17.4.607 GENERAL REQUIREMENTS OF THE ENVIRONMENTAL REVIEW PROCESS
Section 75-1-201, MCA requires state agencies to integrate use of
the natural and social sciences and the environmental design arts in planning
and in decision-making, and to prepare a detailed statement (an EIS) on
each proposal for projects, programs, legislation, and other major actions of
state government significantly affecting the quality of the human environment.
In order to determine the level of environmental review for each proposed
action that is necessary to comply with 75-1-201, MCA, the agency
shall apply the following criteria:
(1) The agency shall prepare an EIS as follows:
(a) whenever an EA indicates that an EIS is
necessary; or
(b) whenever, based on the criteria in ARM
17.4.608, the proposed action is a major action of state government
significantly affecting the quality of the human environment.
(2) An EA may serve any of the following purposes:
(a) to ensure that the agency uses the natural
and social sciences and the environmental design arts in planning and decision-making.
An EA may be used independently or in conjunction with other agency planning
and decision-making procedures;
(b) to
assist in the evaluation of reasonable alternatives and the development of
conditions, stipulations or modifications to be made a part of a proposed
action;
(c) to
determine the need to prepare an EIS through an initial evaluation and
determination of the significance of impacts associated with a proposed action;
(d) to
ensure the fullest appropriate opportunity for public review and comment on
proposed actions, including alternatives and planned mitigation, where the
residual impacts do not warrant the preparation of an EIS; and
(e) to
examine and document the effects of a proposed action on the quality of the
human environment, and to provide the basis for public review and comment,
whenever statutory requirements do not allow sufficient time for an agency to
prepare an EIS. The agency shall determine whether sufficient time is available
to prepare an EIS by comparing statutory requirements that establish when the
agency must make its decision on the proposed action with the time required by
ARM 17.4.620 to obtain public review of an EIS plus a reasonable period to
prepare a draft EIS and, if required, a final EIS.

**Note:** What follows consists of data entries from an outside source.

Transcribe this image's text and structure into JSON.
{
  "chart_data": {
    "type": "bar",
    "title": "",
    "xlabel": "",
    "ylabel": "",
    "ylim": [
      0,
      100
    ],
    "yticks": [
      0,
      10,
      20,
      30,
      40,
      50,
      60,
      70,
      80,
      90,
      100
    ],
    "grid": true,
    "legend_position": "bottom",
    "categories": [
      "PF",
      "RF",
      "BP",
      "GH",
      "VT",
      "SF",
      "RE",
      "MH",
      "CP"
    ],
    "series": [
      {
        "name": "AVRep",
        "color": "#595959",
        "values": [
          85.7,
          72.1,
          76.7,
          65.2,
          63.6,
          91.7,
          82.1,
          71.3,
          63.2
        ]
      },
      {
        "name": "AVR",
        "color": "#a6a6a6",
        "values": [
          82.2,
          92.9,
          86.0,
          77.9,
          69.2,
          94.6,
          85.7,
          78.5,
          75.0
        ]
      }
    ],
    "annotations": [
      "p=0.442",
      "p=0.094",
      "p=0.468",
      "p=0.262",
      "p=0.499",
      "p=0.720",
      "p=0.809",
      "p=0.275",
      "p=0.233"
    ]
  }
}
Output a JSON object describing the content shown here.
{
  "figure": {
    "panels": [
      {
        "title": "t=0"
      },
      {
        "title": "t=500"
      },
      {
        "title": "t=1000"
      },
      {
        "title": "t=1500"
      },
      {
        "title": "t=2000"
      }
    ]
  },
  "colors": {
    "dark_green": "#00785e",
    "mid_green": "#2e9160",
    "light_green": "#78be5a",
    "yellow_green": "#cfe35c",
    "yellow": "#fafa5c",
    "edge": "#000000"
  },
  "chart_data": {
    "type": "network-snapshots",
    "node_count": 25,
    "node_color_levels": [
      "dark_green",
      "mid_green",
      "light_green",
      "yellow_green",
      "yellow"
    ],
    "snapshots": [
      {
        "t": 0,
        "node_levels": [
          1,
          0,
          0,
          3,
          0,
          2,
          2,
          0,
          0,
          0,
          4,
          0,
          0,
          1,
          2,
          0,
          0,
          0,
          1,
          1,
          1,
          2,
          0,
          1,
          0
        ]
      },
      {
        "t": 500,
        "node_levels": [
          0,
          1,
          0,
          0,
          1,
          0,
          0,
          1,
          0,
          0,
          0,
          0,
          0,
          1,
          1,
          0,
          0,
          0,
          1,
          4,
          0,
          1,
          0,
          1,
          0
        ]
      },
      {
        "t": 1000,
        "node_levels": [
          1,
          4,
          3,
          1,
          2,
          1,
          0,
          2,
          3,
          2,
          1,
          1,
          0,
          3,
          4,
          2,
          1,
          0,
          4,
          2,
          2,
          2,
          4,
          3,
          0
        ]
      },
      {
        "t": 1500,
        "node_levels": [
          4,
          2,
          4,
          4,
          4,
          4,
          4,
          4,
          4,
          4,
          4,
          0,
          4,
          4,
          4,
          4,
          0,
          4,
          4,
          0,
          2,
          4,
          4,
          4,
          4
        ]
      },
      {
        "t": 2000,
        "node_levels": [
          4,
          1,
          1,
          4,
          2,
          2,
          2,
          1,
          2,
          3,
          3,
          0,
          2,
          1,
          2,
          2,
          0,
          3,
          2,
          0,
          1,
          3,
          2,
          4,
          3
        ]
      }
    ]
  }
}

(3) The agency shall prepare an EA whenever:
(a) the action is not excluded under (5) of
this rule and it is not clear without preparation of an EA whether the proposed
action is a major one significantly affecting the quality of the human
environment;
(b) the action is not excluded under (5) of this rule and although an EIS is
not warranted, the agency has not otherwise implemented the interdisciplinary
analysis and public review
purposes listed
in (2) (a) and (d) of this rule through a similar planning and decision-making
process; or
(c) statutory requirements do not allow sufficient
time for the agency to prepare an EIS.
(4) The agency may, as an alternative to preparing
an EIS, prepare an EA whenever the action is one that might normally require an
EIS, but effects which might otherwise be deemed significant appear to be
mitigable below the level of significance through design, or enforceable controls
or stipulations or both imposed by the agency or other government
agencies. For an EA to suffice in this
instance, the agency must determine that all of the impacts of the proposed
action have been accurately identified, that they will be mitigated below the
level of significance, and that no significant impact is likely to occur. The agency may not consider compensation for
purposes of determining that impacts have been mitigated below the level of
significance.
(5) The agency is not required to prepare an EA or
an EIS for the following categories of action:
(a) actions that qualify for a categorical
exclusion as defined by rule or justified by a programmatic review. In the
rule or programmatic review, the
agency shall identify any extraordinary circumstances in which a normally
excluded action requires an EA or EIS;
(b) administrative actions: routine, clerical or
similar functions of a department, including but not limited to administrative
procurement, contracts for consulting services, and personnel actions;
(c) minor repairs, operations, or maintenance of
existing equipment or facilities;
(d) investigation and enforcement: data collection, inspection of facilities or
enforcement of environmental standards;
(e) ministerial actions: actions in which the
agency exercises no discretion, but rather acts upon a given state of facts in
a prescribed manner; and
(f) actions that are primarily social or economic
in nature and that do not otherwise affect the human environment.
History: 2-3-103, 2-4-201, MCA; IMP, 2-3-104, 75-1-201, MCA; NEW, 1989 MAR p. 226, Eff. 1/27/89; TRANS, from DHES, 1996 MAR p. 1497.